Vencedor de quatro prêmios no Festival de Gramado 2020, depois de ter sido exibido em em Roterdã, Indie Lisboa e San Sebastián, Um animal amarelo embarca na inquietação de um aspirante a cineasta, Fernando (Higor Campagnaro). Ele enfrenta uma herança familiar questionável, a partir de um avô, Sebastião (Herson Capri), desmatador e obcecado pela ideia de enriquecer com a mineração - o típico “empreendedor” da era do neoliberalismo.

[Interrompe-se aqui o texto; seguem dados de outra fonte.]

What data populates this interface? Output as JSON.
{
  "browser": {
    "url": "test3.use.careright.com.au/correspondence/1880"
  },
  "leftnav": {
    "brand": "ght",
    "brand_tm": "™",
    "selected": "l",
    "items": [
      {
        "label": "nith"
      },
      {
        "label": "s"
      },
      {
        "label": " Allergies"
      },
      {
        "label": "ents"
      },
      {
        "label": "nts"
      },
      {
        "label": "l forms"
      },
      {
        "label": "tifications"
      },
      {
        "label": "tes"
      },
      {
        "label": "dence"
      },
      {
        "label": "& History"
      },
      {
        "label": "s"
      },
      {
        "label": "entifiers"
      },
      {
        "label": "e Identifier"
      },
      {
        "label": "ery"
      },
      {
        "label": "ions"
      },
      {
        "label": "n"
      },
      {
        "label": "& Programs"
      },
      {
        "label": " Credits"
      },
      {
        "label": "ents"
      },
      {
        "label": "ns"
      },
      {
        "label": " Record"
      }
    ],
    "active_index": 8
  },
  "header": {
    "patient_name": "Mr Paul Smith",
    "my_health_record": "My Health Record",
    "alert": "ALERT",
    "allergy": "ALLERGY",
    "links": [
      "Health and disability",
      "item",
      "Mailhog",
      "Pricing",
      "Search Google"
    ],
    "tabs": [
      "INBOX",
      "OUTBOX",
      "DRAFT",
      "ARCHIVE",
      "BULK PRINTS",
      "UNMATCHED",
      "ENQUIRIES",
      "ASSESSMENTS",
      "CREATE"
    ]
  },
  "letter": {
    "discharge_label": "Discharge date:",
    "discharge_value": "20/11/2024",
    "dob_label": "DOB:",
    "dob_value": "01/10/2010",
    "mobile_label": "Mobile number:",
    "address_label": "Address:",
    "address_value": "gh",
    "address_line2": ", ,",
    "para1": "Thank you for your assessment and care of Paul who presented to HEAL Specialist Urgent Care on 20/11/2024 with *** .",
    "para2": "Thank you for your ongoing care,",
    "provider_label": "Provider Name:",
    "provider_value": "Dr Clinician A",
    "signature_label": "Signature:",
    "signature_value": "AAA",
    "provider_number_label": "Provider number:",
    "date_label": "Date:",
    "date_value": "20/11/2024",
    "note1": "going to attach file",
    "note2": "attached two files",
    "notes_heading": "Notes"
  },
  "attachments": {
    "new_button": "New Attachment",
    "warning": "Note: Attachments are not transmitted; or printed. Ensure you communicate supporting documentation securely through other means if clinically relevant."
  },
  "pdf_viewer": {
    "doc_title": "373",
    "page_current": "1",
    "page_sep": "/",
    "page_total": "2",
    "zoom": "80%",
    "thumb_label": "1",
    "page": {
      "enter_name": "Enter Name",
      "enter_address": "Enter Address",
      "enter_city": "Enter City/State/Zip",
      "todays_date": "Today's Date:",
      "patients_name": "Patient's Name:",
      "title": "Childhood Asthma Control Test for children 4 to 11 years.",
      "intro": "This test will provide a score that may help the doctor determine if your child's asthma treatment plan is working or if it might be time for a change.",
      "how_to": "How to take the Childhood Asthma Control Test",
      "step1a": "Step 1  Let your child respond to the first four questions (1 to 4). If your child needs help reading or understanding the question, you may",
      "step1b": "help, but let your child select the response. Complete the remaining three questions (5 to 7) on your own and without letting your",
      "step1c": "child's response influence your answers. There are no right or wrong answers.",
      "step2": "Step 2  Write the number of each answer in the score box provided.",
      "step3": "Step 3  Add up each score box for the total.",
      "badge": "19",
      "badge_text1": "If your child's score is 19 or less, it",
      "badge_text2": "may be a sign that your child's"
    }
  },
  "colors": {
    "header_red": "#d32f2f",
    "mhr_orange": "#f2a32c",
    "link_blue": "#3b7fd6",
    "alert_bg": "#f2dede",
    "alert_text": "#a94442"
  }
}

Como de hábito na obra do diretor Felipe Bragança - que assinou A Alegria (2010) e Não Devore meu Coração (2017), entre outros -, a narrativa é anárquica e povoada de alegorias e metáforas mais ou menos debochadas. E assim o protagonista embarca numa série de aventuras em Moçambique, onde se envolve com um trio de habitantes locais que, literalmente, produzem pedras preciosas a partir de seus corpos - liderados por Catarina (Isabel Zuaa, prêmio de melhor atriz em Gramado), que empresta sua voz à narração ao longo do filme, ironizando Fernando numa voz em off.
Esta narração onipresente cria um estranhamento, constituindo uma das inúmeras referências a Macunaíma, de Joaquim Pedro de Andrade, a quem o filme é dedicado nos créditos finais. Sem dúvida, Fernando também é, como Macunaíma, um heroi - ou anti-heroi - sem nenhum caráter, embora lhe falte ter por trás a densidade da obra de Mário de Andrade, que inspirou o filme de 1969.
Fora a citação a Joaquim Pedro, é evidente que Um animal amarelo tem altas ambições para a composição da atmosfera peculiar da obra. Na coletiva online de Gramado, em 2020, o diretor e corroteirista Bragança descreveu seu filme desta forma: “É uma falsa genealogia de um autor, de um criador se colocando num lugar de neutralidade, que se mostra impossível. Ele só pode ser atravessado pelas ruínas coloniais do passado, tanto no Brasil, quanto na África, tudo isso embalado por uma rapsódia com muitas camadas e acumulação de vários tempos”.
Bragança acredita que os dilemas de seu protagonista representam, de algum modo, o momento que o País enfrenta hoje. “Vivemos uma crise de processo histórico que abre uma brecha no tempo. A gente se ilude achando que vive num tempo só. Vários tempos convivem em nós, a gente os carrega. Inclusive os futuros possíveis”.
Resultado de um concurso do PRODECINE para filmes culturais, que não mais existe, Um Animal Amarelo contou com uma verba de R$ 2,2 milhões. A ela, foram acrescidos mais US$ 150.000, vindos de um Protocolo Luso-Brasileiro que, igualmente, está inativo. Fatos esses lamentados pelo diretor: “A gente hoje está assistindo ao desmonte de tudo o que funciona”.